Verder blijft de vraag naar personeel onverminderd groot. Al meer dan een jaar geeft tenminste de helft van de bedrijven aan vacatures te hebben. Afgezet tegen alle medewerkers hebben ze gemiddeld voor 5,6 procent van het totale personeelsbestand aan vacatures openstaan. Net als voorgaande kwartalen verwacht de MKB-maakindustrie niet dat alle openstaande vacatures het komende halfjaar ingevuld worden. Ze verwacht ruim driekwart van de openstaande vacatures in te kunnen vullen en dus bijna een op de vier vacatures niet.

Winstgevendheid maakindustrie

Het aantal bedrijven dat aangeeft winst te maken, ligt op hetzelfde niveau als gemiddeld in 2022. 70 procent van de bedrijven zegt winst te maken, 5 procent lijdt verlies. De overige bedrijven draaien quitte. De ontwikkeling van het bedrijfsresultaat is ten opzichte van het eerste kwartaal vrijwel gelijk gebleven.

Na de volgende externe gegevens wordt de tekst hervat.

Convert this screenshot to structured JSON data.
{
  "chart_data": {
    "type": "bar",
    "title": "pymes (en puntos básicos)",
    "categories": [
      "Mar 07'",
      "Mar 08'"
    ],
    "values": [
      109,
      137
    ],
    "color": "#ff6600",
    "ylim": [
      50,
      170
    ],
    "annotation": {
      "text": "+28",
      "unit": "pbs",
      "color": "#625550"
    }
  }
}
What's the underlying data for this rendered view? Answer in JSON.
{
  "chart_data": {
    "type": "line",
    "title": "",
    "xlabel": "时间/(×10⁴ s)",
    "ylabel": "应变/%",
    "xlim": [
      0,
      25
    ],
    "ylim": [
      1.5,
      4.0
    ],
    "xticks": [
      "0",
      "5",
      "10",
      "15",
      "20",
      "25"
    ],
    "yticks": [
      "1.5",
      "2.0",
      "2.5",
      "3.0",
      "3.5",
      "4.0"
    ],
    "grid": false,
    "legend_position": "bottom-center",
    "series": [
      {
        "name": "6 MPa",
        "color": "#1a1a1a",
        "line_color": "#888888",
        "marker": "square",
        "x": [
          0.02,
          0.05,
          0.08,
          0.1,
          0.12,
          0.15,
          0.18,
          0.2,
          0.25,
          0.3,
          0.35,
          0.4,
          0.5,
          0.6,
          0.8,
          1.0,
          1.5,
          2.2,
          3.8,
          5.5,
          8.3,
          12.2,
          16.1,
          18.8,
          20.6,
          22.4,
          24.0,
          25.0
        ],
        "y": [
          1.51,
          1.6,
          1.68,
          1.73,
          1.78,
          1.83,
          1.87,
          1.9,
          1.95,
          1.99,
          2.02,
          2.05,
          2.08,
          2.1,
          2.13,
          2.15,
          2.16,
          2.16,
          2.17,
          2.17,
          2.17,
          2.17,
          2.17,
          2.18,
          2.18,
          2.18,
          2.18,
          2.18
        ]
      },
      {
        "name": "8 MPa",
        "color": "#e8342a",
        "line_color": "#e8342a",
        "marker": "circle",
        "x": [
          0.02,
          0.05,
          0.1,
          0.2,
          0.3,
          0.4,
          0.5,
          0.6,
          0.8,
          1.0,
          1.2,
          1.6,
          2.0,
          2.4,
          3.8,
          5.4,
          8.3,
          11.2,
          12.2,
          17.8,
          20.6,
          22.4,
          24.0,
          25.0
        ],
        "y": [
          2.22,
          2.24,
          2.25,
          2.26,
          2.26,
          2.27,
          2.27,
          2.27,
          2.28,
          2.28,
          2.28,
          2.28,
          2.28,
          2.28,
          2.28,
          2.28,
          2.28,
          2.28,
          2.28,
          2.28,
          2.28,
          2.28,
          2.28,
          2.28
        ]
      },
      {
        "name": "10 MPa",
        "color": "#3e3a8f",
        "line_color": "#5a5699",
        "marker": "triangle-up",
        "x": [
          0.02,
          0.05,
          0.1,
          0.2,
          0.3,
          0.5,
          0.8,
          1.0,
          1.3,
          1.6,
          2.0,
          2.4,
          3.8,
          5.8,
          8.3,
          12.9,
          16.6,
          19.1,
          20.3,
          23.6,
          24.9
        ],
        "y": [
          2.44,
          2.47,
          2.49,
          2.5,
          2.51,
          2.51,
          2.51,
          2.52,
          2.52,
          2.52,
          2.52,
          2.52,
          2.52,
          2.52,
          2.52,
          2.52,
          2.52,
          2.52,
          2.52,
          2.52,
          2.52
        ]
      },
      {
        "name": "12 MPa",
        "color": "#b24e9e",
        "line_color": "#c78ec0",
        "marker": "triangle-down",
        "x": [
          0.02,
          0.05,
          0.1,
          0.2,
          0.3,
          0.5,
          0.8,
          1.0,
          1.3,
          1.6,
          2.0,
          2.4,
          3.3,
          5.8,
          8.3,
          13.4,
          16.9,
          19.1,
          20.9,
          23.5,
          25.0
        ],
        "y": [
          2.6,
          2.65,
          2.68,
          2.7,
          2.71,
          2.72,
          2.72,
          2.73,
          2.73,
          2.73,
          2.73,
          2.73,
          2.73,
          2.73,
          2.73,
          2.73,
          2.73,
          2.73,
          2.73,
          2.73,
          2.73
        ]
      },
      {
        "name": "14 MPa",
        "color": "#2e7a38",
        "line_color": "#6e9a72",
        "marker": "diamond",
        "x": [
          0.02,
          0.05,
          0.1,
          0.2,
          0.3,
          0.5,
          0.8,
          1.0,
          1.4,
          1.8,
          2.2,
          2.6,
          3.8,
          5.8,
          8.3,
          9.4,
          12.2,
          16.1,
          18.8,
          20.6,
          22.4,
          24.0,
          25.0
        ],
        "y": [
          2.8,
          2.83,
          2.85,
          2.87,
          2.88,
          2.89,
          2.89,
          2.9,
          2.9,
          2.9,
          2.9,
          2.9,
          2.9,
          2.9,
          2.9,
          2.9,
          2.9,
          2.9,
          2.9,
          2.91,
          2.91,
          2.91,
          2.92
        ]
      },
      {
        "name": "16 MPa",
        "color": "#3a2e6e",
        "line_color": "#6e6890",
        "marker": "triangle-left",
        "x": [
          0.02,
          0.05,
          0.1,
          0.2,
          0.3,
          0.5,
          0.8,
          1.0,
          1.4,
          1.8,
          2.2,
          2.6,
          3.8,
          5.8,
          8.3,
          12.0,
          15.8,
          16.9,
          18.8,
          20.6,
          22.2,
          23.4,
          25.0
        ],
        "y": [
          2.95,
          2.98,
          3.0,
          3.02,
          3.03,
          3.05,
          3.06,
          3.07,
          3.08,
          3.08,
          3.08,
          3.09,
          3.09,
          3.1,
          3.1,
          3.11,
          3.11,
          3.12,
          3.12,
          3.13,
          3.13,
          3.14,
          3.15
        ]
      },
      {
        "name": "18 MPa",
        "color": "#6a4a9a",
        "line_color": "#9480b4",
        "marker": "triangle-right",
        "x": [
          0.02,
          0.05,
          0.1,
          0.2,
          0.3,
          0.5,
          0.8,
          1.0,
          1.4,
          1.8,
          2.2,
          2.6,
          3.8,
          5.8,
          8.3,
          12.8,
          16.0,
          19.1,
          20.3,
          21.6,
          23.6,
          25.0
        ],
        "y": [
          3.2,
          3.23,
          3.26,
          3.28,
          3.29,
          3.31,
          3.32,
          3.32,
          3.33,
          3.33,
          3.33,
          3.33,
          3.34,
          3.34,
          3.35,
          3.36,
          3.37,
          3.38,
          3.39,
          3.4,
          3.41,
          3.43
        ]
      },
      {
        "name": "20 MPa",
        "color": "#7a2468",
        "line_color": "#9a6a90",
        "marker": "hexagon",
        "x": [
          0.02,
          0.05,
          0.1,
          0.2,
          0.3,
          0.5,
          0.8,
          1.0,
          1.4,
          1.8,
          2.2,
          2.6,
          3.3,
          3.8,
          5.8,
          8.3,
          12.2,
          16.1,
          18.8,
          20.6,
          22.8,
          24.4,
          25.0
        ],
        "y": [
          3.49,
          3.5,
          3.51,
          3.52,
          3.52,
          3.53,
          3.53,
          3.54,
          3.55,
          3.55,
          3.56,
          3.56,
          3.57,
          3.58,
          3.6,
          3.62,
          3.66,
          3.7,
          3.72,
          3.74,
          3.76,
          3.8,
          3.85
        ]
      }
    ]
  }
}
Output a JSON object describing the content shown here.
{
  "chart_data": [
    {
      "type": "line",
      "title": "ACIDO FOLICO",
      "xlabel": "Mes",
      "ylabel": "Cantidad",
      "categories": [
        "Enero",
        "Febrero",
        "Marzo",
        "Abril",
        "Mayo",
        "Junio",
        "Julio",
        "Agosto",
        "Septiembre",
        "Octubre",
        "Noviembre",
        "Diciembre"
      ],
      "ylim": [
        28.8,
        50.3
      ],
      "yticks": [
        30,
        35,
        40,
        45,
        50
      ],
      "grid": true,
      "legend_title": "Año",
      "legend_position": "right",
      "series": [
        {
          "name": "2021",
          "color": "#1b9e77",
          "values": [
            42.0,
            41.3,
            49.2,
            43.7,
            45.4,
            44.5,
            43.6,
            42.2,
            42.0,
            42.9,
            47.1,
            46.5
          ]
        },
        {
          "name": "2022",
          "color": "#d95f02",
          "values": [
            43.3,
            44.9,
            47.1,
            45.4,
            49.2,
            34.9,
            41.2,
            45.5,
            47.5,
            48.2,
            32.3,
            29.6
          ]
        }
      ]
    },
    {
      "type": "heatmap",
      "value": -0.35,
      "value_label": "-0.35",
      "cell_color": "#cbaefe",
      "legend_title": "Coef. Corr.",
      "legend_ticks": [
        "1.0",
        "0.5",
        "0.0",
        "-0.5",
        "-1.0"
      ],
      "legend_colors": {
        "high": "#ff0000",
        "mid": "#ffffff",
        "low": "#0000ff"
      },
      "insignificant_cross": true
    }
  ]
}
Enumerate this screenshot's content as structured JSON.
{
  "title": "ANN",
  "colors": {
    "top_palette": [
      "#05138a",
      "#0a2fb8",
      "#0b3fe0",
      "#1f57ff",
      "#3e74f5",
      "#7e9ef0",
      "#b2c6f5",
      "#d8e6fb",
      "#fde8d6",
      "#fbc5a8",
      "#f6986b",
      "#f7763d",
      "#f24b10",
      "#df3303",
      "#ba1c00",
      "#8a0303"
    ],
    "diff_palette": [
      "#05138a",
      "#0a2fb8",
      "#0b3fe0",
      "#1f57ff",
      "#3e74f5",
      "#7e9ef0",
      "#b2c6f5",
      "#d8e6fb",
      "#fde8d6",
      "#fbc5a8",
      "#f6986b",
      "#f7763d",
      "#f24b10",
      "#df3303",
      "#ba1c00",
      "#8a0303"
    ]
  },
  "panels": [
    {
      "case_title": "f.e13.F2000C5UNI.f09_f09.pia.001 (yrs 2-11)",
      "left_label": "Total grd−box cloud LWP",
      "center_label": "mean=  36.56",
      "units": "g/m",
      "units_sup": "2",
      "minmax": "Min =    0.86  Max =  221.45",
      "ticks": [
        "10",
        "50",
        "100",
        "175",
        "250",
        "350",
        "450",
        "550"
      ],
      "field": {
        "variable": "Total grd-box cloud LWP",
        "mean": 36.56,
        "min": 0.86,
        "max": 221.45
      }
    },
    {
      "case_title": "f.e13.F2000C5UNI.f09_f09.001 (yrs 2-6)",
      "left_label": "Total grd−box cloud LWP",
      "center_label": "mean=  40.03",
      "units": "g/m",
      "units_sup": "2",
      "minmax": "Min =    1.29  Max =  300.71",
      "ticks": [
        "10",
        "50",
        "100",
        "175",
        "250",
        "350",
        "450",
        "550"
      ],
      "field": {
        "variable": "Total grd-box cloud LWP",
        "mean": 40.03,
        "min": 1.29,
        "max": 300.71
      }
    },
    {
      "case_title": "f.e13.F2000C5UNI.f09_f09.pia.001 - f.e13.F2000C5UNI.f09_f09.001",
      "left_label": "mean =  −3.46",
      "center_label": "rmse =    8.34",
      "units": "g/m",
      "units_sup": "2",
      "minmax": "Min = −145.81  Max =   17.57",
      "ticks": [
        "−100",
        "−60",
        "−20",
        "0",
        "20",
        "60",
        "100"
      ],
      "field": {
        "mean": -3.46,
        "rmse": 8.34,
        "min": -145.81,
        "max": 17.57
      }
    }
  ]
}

Bij 24 procent van de bedrijven nam het bedrijfsresultaat in het tweede kwartaal toe, bij 20 procent nam het af.

Ondernemers in de maakindustrie tonen zich verder steeds minder positief over het bedrijfsresultaat. Nu geeft 30 procent aan hier tevreden over te zijn, een jaar geleden was dit nog 55 procent. Voor het derde kwartaal van dit jaar verwacht de sector gemiddeld genomen een zelfde bedrijfsresultaat, 23 procent verwacht een beter resultaat, 20 procent slechter en 57 procent eenzelfde resultaat.

Op de vraag of de ondernemer het komende halfjaar verwacht te investeren in machines, geeft 30 procent aan minder te zullen investeren, 52 procent evenveel en 18 procent verwacht méér te gaan investeren. Deze uitkomst (per saldo 12 procent negatief) is iets minder negatief dan een kwartaal eerder.

Verwachtingen voor 2024

Bij de verwachtingen voor 2024 valt op dat de positieve en negatieve antwoorden elkaar redelijk in evenwicht houden. 23 procent van de ondervraagden verwacht dat 2024 een (veel) beter jaar zal zijn dan 2023, 19 procent denkt juist dat 2024 een (veel) slechter jaar zal zijn. 37 procent van de respondenten verwacht een vergelijkbaar jaar en 21 procent geeft aan dit nu nog niet aan te kunnen geven.